Sur ce plan, un représentant du service pénitentiaire, Jean Alex Casimir, a été appelé comme témoin par la FCC. Il a mis en avant les facilités du service médical de la prison de Melrose, dont un service d’urgence fonctionnant sur une base 24/7 et doté d’un appareil ECG et d’une ambulance. Il a également expliqué que les détenus pouvaient prendre des médicaments prescrits à l’extérieur de la prison.
Toutefois, Me Khushal Lobine, l’avocat de Ravatomanga, a voulu confronter le témoin au rapport de la commission d’enquête présidée par Paul Lam Shang Leen dans le sillage du décès du détenu Andy Selmour, qui faisait état de graves défaillances du service médical de la prison de Melrose. Mais à la suite d’une objection de la poursuite, le magistrat Mohammad Nathire a retenu que ce rapport était déjà dans le dossier de la Cour.
La fille de Mamy Ravatomanga, Lovania, appelée à la barre des témoins, a expliqué qu’elle hébergerait son père chez elle si jamais il était remis en liberté conditionnelle. Cette dernière loue une maison dans une closerie sécurisée à Belle-Vue Harel avec son mari, leurs deux enfants et sa mère. Son bail a récemment été renouvelé pour deux ans, jusqu’à juillet 2028. Elle a expliqué qu’elle s’était établie à Maurice et que sa fille est scolarisée ici.

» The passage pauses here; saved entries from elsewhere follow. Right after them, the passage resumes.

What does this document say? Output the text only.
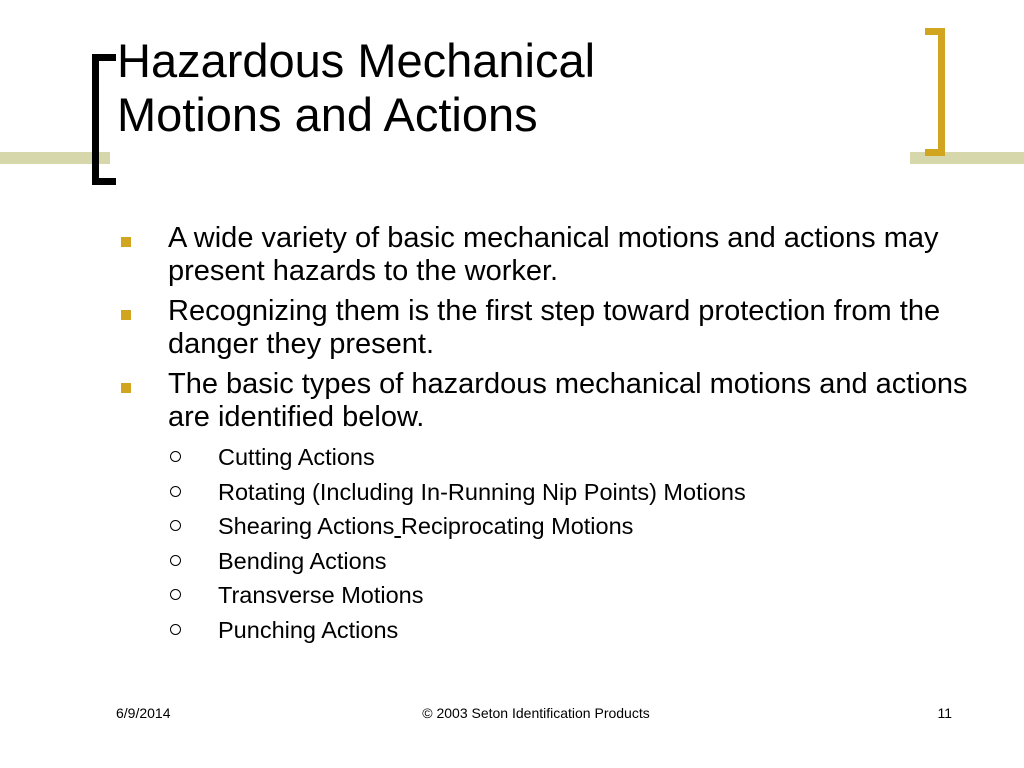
Hazardous Mechanical
Motions and Actions
A wide variety of basic mechanical motions and actions may present hazards to the worker.
Recognizing them is the first step toward protection from the danger they present.
The basic types of hazardous mechanical motions and actions are identified below.
Cutting Actions
Rotating (Including In-Running Nip Points) Motions
Shearing Actions Reciprocating Motions
Bending Actions
Transverse Motions
Punching Actions
6/9/2014	© 2003 Seton Identification Products	11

La défense a également appelé à la barre des témoins Me Hector Bernardini, avocat au barreau français qui avait agi comme le conseil légal de Ravatomanga quand le Parquet national financier (PNF) français avait ouvert une enquête en 2016 portant sur le trafic du bois de rose. Après l’arrestation de Ravatomanga à Maurice en octobre 2025, Me Bernardini avait pris contact avec un procureur du PNF qui lui avait confirmé que l’enquête de cette instance avait été classée sans suite en 2023 et n’avait pas été rouverte, vu l’absence de preuves objectives qu’il y ait eu un quelconque trafic ou un délit financier.

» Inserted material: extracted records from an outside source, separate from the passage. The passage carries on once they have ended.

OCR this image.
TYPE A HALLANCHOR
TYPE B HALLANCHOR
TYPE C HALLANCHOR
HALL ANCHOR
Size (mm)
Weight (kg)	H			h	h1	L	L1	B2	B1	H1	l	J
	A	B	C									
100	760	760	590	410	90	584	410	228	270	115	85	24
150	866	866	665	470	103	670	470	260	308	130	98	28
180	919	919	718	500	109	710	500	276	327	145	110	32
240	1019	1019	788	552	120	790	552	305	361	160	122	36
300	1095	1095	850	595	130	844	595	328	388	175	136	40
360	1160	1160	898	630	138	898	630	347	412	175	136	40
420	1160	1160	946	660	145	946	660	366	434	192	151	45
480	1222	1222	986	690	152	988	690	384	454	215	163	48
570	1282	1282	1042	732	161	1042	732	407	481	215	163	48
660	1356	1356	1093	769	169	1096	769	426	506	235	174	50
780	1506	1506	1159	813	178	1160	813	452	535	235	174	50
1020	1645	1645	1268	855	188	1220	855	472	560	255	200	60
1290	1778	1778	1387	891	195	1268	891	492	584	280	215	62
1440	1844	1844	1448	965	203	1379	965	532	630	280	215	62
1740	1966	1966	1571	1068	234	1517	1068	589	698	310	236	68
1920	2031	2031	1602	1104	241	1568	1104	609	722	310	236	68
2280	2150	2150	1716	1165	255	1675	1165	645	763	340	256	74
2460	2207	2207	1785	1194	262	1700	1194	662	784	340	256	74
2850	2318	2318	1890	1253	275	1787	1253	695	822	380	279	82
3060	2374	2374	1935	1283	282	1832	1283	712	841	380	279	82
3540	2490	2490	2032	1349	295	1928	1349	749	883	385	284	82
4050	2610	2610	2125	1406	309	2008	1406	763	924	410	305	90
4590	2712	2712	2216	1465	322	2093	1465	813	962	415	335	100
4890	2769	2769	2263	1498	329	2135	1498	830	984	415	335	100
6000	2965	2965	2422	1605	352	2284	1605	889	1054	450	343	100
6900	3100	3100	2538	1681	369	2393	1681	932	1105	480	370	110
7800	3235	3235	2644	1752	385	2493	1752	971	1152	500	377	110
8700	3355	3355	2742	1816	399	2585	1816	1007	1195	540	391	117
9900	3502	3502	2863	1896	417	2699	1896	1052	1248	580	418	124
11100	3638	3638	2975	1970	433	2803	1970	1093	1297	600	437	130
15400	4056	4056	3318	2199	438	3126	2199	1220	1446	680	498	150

La défense a également appelé à la barre des témoins un expert-comptable, Shakeel Fakeermamode, qui a affirmé qu’il connaissait Mamy Ravatomanga depuis plus de dix ans et à qui il avait fourni ses services. Il était disposé à se porter garant en ce qui concerne toute caution ou reconnaissance de dette que la cour pourrait imposer à Ravatomanga. Il a pris l’engagement de veiller que Ravatomanga respecte toutes les conditions que la Cour pourrait lui imposer, et de le rapporter à la police ou à la FCC en cas de toute infraction de la part de Ravatomanga. Il a expliqué qu’il n’était ni actionnaire ni directeur des compagnies liées à Ravatomanga et qui sont dans le giron de la FCC.

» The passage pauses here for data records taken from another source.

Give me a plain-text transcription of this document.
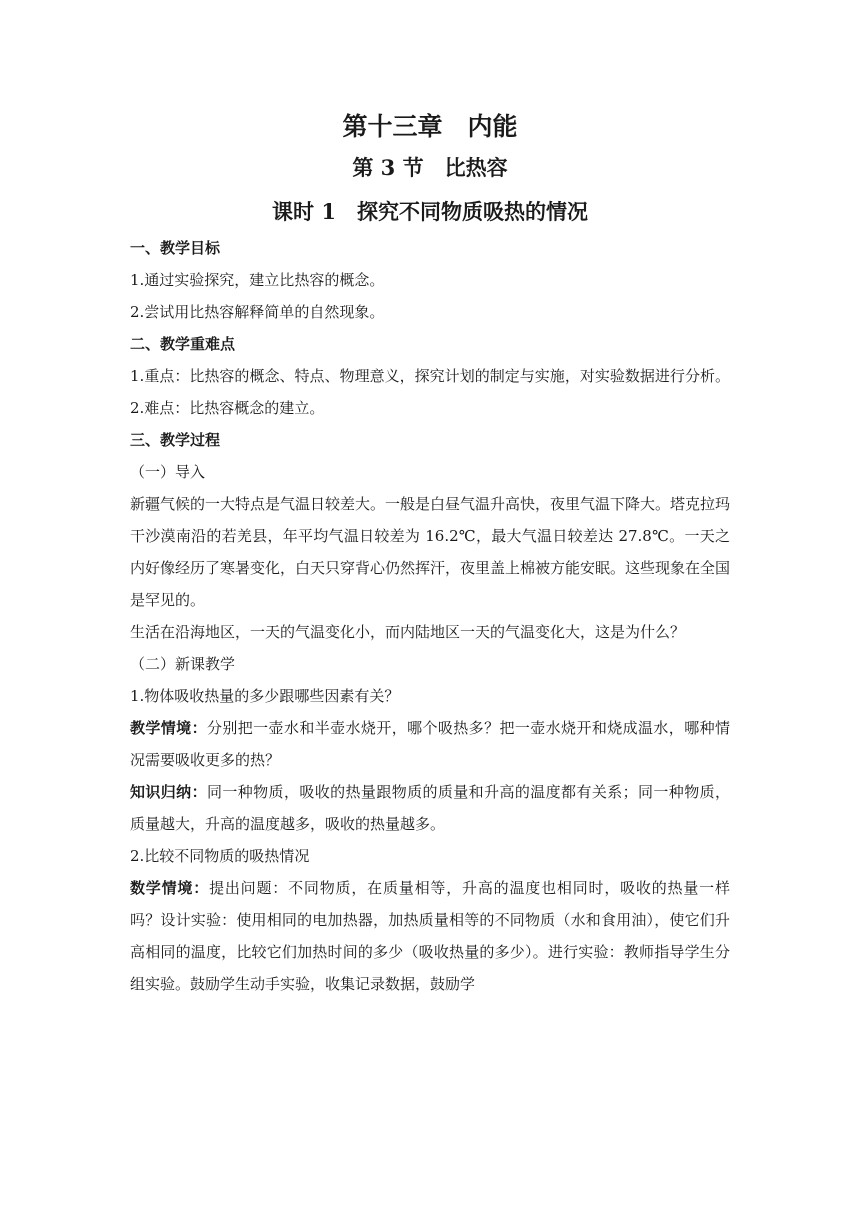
第十三章　内能
第 3 节　比热容
课时 1　探究不同物质吸热的情况

一、教学目标

1.通过实验探究，建立比热容的概念。

2.尝试用比热容解释简单的自然现象。

二、教学重难点

1.重点：比热容的概念、特点、物理意义，探究计划的制定与实施，对实验数据进行分析。2.难点：比热容概念的建立。

三、教学过程

（一）导入

新疆气候的一大特点是气温日较差大。一般是白昼气温升高快，夜里气温下降大。塔克拉玛干沙漠南沿的若羌县，年平均气温日较差为 16.2℃，最大气温日较差达 27.8℃。一天之内好像经历了寒暑变化，白天只穿背心仍然挥汗，夜里盖上棉被方能安眠。这些现象在全国是罕见的。

生活在沿海地区，一天的气温变化小，而内陆地区一天的气温变化大，这是为什么？

（二）新课教学

1.物体吸收热量的多少跟哪些因素有关？

教学情境：分别把一壶水和半壶水烧开，哪个吸热多？把一壶水烧开和烧成温水，哪种情况需要吸收更多的热？

知识归纳：同一种物质，吸收的热量跟物质的质量和升高的温度都有关系；同一种物质，质量越大，升高的温度越多，吸收的热量越多。

2.比较不同物质的吸热情况

数学情境：提出问题：不同物质，在质量相等，升高的温度也相同时，吸收的热量一样吗？设计实验：使用相同的电加热器，加热质量相等的不同物质（水和食用油），使它们升高相同的温度，比较它们加热时间的多少（吸收热量的多少）。进行实验：教师指导学生分组实验。鼓励学生动手实验，收集记录数据，鼓励学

Shakeel Fakeermamode a admis qu’il était considéré comme un suspect par la FCC dans toute cette affaire mais a fait ressortir que depuis le 12 octobre 2025, soit la date d’arrivée de Ravatomanga à Maurice, la FCC n’a jamais consigné de Statement de lui, et n’a jamais logé de charge provisoire contre lui. Shakeel Fakeermamode a toutefois confirmé avoir été interrogé par le Federal Bureau of Investigation (FBI) américain et la FCC le 27 novembre 2025. Il a également été dans le giron de la Financial Services Commission (FSC) en 2016 par rapport à une société offshore.
Mamy Ravatomanga était arrivé à Maurice le 12 octobre dernier, dans le sillage du changement de régime à Madagascar, à bord d’un jet privé, avec ses proches et l’ancien Premier ministre malgache. À Maurice, le Malgache répond de deux charges provisoires de blanchiment d’argent et d’une charge d’entente délictueuse par rapport au délit de trafic d’influence, qui ont été logées contre lui par la FCC.